Being a better skeptic, one cup at a time


    By Jeff Smith
    Special to The PREVIEW

    I love coffee and the modern version of the morning paper. You just push this little button on a screen and you see the candidates talking, their speeches compressed to a few sound bites. Then all the red, white and blue balloons at the conventions start filling the screen. Very cool.

    “Truth is the cement of society.” — Matthew Henry

    I think the problem with politics is that it caters to our collective blind spots as a culture. Long ago, someone could have discussed slavery and said, “The slave owner doesn’t own the slave, but he does own his labor,” and many heads would nod in agreement.

    Some of the issues today leave me aghast that they are being discussed in the same way. We kid ourselves when we dump old, awful beliefs and assume that the new ones can’t be just as bad.

    Solomon said this:

    Proverbs 14:15: “The simple man has faith in every word, but the man of good sense gives thought to his footsteps. “

    He seems to think that I should be a believer and a skeptic at the same time. The Queen of Sheba tested Solomon with “hard questions” (1Kings 10:1). Paul said, “Prove all things” (1Thess. 5:21). I can listen to what is said, but before I commit one step of my life in any direction based on those ideas, they better be good ones.

    Proverbs 13:5: “The upright man is a hater of false words: the evil-doer gets a bad name and is put to shame.”

    So, how do I keep from getting a bad name and being shamed by those around me? One way is to hate all forms of lying, even the lies that serve me well. Lies can save me time, boost my pride, make life easy, save me money, shield me from blame, punish my foes, enhance my image, promote my beliefs, make me sound like an expert, and when mixed with the truth, are hard to spot. Lies protect me from having to change. However, all of them can lead me to shame.

    Proverbs 14:5: “A true witness does not say what is false, but a false witness is breathing out deceit.”

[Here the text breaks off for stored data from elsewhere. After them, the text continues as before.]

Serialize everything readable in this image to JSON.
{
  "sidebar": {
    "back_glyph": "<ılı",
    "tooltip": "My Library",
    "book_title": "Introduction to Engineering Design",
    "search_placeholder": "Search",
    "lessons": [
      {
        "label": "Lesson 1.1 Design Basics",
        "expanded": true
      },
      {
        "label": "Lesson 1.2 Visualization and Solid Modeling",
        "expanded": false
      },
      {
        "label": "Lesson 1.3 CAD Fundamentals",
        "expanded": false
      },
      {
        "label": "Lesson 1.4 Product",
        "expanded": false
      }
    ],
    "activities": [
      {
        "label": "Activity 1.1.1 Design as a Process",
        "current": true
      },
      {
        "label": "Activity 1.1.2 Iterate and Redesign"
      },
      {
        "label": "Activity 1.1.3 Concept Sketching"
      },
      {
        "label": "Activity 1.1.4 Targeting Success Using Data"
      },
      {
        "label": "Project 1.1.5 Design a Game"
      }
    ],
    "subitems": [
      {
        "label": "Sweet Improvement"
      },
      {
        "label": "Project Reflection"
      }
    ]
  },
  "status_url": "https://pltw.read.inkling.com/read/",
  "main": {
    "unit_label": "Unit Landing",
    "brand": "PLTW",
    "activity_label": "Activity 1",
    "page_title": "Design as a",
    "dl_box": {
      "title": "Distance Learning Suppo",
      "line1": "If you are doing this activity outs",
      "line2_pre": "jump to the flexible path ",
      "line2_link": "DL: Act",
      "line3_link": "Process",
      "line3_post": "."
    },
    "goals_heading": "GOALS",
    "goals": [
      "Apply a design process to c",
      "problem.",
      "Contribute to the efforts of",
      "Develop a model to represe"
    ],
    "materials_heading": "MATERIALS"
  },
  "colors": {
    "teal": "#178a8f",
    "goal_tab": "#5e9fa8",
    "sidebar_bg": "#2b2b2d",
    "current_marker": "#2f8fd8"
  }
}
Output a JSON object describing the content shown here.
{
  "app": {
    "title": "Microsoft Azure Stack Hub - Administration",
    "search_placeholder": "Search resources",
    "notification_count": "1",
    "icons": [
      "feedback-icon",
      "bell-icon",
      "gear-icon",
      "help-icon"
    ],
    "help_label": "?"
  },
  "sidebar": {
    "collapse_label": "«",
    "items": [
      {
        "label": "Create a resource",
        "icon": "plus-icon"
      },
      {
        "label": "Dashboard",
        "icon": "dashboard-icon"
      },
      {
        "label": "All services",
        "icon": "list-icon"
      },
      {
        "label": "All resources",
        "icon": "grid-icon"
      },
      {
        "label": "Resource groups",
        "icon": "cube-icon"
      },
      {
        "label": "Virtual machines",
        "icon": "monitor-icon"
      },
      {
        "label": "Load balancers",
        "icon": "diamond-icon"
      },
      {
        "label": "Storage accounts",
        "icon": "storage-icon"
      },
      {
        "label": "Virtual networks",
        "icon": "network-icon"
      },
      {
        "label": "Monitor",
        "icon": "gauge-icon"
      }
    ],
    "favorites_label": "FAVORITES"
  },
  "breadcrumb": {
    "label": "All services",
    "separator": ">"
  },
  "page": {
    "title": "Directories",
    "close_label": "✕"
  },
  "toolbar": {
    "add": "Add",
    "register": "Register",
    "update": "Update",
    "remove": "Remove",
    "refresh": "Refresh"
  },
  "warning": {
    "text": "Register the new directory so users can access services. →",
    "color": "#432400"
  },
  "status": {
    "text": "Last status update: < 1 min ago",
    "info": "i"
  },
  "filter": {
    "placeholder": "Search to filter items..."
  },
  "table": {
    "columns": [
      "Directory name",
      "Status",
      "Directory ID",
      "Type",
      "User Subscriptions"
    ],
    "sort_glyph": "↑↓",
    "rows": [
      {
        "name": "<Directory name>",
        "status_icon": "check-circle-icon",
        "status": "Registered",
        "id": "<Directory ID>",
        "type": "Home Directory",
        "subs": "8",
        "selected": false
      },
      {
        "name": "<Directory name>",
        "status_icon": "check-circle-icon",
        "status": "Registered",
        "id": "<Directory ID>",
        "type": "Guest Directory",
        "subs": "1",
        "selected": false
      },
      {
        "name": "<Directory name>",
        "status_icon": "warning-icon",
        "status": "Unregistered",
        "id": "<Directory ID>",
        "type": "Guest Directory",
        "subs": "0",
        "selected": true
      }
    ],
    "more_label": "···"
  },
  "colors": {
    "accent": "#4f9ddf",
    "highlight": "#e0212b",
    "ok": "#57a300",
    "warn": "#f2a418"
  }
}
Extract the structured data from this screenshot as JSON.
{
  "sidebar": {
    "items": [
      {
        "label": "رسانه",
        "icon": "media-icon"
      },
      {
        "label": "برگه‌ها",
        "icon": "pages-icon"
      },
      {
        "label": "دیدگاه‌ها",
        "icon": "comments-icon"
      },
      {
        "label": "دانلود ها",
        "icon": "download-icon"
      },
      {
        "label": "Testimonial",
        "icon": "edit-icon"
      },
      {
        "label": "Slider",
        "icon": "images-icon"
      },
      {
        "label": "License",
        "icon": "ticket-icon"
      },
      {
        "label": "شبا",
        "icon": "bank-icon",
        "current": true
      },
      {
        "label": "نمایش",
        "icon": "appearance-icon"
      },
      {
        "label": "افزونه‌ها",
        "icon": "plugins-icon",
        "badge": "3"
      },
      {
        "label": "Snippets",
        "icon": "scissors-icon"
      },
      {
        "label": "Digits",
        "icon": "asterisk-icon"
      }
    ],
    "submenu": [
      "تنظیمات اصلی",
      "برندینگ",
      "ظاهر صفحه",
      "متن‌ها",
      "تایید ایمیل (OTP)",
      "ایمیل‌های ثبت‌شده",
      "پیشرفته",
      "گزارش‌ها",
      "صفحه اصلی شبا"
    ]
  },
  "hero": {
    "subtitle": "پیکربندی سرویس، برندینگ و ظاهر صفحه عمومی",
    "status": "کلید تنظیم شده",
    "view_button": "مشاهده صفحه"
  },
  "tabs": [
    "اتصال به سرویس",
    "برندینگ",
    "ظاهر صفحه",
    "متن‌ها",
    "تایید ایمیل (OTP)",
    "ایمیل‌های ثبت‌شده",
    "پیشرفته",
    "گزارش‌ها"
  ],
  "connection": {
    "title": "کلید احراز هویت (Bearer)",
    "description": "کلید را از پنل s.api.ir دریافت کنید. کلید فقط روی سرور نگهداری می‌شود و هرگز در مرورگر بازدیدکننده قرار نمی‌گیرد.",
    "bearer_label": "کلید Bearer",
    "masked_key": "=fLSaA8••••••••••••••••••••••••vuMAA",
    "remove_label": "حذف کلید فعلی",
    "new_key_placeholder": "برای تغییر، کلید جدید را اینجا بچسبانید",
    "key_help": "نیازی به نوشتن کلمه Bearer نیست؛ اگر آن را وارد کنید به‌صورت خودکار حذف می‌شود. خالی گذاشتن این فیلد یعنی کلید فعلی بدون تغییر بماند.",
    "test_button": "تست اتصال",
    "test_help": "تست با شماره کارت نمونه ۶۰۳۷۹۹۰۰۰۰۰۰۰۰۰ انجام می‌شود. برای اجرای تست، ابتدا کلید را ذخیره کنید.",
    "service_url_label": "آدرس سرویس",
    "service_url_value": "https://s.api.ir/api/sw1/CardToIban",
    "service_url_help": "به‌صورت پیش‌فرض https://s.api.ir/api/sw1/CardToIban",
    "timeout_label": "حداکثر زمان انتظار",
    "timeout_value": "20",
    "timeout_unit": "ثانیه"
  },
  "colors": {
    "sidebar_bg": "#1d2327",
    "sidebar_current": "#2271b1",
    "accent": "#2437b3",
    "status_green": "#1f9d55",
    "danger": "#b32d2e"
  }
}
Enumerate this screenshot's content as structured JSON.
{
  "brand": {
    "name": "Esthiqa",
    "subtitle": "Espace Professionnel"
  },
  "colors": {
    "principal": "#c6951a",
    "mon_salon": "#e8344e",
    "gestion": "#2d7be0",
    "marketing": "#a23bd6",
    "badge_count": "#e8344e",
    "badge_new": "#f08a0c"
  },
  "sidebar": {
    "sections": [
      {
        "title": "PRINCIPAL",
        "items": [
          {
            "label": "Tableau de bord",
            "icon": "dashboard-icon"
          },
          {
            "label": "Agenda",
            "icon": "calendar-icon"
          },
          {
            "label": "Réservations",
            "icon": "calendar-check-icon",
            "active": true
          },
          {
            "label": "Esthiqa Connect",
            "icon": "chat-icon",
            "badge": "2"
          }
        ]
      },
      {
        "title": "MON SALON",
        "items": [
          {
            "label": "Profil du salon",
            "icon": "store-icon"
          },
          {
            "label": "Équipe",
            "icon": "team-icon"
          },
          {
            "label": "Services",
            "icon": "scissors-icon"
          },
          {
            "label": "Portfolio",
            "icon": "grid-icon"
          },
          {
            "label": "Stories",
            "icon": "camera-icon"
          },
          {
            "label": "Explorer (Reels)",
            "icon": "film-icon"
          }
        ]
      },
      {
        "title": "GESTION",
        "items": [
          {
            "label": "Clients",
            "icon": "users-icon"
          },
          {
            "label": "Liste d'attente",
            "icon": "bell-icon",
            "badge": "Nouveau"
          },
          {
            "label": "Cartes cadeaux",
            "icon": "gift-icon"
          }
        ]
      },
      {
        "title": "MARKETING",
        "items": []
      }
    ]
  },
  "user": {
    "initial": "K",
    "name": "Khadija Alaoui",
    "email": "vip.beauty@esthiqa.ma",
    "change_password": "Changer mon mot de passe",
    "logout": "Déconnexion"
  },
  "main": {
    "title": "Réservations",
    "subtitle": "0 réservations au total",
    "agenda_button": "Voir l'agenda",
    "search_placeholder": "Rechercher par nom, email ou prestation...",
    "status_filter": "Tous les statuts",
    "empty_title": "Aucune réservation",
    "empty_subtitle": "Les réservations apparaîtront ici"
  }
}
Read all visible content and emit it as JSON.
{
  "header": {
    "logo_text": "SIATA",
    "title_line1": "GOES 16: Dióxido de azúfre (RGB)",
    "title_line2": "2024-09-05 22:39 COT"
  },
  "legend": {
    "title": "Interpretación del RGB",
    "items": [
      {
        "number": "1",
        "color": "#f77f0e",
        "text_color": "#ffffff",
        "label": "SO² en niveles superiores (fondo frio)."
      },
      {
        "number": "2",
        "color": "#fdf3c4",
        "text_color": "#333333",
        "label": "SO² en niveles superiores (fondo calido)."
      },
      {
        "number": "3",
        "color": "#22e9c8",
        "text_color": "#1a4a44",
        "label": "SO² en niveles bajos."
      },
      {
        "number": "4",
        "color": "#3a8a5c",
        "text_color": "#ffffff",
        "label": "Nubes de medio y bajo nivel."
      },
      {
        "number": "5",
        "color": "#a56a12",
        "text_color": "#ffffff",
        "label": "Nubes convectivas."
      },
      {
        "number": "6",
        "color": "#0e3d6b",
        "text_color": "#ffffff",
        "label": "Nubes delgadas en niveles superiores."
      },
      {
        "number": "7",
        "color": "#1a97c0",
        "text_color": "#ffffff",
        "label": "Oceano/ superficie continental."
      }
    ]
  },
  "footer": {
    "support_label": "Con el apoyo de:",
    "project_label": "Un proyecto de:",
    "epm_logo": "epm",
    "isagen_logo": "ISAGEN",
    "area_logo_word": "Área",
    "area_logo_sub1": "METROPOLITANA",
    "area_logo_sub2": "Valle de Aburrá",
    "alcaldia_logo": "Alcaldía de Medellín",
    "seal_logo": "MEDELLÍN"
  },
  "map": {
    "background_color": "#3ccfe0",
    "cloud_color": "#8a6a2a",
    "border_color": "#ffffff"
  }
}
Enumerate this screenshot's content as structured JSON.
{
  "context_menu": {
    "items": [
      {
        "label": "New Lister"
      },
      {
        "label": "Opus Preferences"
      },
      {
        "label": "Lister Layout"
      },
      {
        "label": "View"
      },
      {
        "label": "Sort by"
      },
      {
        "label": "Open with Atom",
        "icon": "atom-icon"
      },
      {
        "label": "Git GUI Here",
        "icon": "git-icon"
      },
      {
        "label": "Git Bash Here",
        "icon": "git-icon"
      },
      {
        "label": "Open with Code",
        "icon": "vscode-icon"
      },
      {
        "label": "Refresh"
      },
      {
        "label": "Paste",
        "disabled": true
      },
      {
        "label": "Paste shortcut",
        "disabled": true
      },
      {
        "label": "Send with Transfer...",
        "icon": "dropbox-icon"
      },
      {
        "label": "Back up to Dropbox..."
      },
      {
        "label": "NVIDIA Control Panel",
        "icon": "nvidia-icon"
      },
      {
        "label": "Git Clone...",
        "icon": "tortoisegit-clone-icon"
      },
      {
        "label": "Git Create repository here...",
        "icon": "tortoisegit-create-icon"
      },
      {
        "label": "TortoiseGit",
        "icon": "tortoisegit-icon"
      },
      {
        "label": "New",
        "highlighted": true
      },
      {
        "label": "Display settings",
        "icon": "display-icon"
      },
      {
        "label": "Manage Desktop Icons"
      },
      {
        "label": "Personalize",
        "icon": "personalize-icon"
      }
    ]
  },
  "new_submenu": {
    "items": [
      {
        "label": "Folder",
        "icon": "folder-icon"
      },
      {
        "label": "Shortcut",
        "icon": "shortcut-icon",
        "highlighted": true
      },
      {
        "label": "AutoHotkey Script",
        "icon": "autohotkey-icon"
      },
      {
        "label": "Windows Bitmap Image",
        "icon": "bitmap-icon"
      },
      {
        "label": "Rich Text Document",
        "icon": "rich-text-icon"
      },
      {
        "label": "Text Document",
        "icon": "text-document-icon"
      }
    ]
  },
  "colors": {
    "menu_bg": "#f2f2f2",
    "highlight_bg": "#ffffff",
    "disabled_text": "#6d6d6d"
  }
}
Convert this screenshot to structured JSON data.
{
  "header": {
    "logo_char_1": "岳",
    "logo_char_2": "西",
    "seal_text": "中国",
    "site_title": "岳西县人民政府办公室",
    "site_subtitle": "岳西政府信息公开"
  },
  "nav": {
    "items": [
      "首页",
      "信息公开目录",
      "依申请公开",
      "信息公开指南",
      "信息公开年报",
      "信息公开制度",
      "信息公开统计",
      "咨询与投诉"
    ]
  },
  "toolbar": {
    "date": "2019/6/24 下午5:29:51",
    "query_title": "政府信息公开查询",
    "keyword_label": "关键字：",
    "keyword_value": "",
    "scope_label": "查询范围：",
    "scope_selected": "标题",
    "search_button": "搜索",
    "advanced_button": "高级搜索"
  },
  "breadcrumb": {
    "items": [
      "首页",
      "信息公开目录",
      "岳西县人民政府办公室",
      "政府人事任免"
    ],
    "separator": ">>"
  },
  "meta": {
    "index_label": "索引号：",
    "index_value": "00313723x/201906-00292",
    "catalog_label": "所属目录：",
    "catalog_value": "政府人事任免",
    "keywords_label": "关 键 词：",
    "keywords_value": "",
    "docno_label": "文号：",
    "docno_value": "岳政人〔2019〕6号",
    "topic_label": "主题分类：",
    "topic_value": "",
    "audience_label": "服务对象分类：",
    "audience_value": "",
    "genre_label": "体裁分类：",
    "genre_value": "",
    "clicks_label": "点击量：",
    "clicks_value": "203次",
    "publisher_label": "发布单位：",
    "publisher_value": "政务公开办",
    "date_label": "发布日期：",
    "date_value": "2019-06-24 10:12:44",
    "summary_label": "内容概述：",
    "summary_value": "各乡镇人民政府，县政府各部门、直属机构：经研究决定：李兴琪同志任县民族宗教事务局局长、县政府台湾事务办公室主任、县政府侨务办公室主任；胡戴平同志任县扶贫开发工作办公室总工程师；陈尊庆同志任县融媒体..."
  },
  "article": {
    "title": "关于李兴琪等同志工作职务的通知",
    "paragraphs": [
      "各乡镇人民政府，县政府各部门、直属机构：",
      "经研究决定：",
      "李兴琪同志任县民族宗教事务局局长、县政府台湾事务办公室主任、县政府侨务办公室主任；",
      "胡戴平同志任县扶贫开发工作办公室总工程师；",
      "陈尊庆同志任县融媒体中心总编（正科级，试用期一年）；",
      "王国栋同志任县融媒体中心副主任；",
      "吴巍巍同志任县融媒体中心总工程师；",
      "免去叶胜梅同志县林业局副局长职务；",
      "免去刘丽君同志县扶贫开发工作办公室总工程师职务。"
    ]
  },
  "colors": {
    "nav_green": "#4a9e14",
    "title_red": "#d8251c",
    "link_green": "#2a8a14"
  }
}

    This “true witness” in the Hebrew is one who has been tested, found to be true and must now speak, in a legal sense.  By contrast, liars “breathe” out their deceit as easy as taking their next breath or as if blowing on a fire. So, when the issues are great, and the lies come often, trying to inflame as well as deceive, the answer is in those rare, tested, faithful witnesses that speak the truth. Boy, do we need a few of those!

    Being a good skeptic is hard work. Scripture is meant to help in that process. One reason why I like having Jesus as my savior is that I know what a real savior looks like.